Font Size
Line Height

Page 49 of The Witch who Trades with Death

Chapter Forty-Nine

Khana gasped awake, sweat coating her skin as she jerked upright. For a moment, all she saw were the wooden walls of the palace, the curtains over Yamueto’s bed and the silk sheets–

“Khana? Wha – oh.”

Silk sheets. No, she was on furs. And she’d never woken up next to Yamueto; he’d always sent her away when he was done with her.

Sava carefully sat up, not touching her. She had warned him this could happen, muttering about nightmares as they’d drifted off to sleep. He didn’t touch, but crouched in front of her, filling her vision. “Breathe,” he instructed. “You’re not back there. You’re in Pahuuda.”

Khana sucked in a breath, twisting her hands in the moose fur pelt. Sava got up and added more animal bones to the fire, and she wished she could admire his naked form instead of being swamped by cold sweat and fear.

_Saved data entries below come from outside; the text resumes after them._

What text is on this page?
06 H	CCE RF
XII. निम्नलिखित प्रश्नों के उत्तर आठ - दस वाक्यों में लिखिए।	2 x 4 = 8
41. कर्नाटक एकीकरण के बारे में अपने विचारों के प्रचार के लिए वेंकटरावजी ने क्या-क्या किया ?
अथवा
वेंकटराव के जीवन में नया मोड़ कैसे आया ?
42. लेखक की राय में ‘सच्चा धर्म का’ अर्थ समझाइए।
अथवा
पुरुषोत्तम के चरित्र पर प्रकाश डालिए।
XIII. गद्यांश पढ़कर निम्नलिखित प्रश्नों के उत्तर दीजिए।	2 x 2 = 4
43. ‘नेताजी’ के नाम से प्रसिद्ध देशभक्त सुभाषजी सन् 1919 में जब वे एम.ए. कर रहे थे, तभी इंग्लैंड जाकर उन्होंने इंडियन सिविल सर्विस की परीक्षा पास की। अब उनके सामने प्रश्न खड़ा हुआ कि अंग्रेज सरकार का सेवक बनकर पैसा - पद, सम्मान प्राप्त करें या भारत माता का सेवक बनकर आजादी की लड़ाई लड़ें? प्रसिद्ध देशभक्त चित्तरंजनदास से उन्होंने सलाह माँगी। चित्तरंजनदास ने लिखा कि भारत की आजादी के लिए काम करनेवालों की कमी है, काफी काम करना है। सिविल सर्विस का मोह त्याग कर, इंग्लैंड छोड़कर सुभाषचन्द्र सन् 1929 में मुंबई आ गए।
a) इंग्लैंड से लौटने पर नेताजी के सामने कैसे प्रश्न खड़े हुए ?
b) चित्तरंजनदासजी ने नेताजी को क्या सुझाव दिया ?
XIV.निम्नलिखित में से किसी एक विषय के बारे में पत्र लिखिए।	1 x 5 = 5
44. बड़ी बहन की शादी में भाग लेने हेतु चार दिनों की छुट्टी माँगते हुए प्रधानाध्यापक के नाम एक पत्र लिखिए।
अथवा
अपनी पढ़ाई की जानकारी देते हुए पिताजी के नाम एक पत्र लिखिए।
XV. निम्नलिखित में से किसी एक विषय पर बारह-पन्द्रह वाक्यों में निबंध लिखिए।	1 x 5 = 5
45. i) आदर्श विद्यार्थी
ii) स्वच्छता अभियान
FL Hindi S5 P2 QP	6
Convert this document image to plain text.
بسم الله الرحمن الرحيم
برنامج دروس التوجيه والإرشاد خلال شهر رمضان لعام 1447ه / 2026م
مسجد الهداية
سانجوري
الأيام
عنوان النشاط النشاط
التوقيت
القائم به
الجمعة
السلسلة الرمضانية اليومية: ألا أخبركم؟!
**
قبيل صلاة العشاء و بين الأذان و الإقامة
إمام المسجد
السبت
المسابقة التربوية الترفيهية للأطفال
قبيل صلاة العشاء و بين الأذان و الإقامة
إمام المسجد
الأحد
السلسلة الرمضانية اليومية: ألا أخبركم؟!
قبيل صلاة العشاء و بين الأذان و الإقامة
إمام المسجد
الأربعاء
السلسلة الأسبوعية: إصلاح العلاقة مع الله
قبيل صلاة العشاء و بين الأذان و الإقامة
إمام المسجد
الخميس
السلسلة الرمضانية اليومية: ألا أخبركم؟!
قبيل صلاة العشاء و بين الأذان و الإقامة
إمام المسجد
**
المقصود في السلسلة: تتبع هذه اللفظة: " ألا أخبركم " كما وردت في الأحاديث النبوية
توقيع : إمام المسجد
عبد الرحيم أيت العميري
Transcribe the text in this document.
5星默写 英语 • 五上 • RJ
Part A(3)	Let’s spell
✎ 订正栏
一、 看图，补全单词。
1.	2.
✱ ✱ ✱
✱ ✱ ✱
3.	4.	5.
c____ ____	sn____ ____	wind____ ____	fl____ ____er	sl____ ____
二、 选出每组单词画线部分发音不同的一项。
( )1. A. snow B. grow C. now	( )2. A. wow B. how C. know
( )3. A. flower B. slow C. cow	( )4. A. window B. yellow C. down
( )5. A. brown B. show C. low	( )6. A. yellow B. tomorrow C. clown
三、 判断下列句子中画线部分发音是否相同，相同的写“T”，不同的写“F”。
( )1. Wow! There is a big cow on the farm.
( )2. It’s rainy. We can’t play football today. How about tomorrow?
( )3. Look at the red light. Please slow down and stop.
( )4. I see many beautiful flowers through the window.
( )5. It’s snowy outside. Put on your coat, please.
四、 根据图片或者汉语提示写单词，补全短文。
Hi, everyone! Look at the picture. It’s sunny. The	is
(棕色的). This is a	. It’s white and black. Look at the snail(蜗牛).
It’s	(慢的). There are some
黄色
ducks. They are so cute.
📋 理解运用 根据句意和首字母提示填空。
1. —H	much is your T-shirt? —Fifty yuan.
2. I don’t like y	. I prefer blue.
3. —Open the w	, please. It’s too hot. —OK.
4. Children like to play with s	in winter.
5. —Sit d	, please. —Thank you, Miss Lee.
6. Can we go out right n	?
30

The night had been going so well . Khana had gone to sleep happy and sated and safe . Until Yamueto reared his ugly head in her dreams once again. He’d caught one of his other concubines in a relationship with a noble at court – a male noble. Someone who could upend Yamueto’s carefully crafted family tree of influence and power. Both had been publicly tortured and transformed into night creatures.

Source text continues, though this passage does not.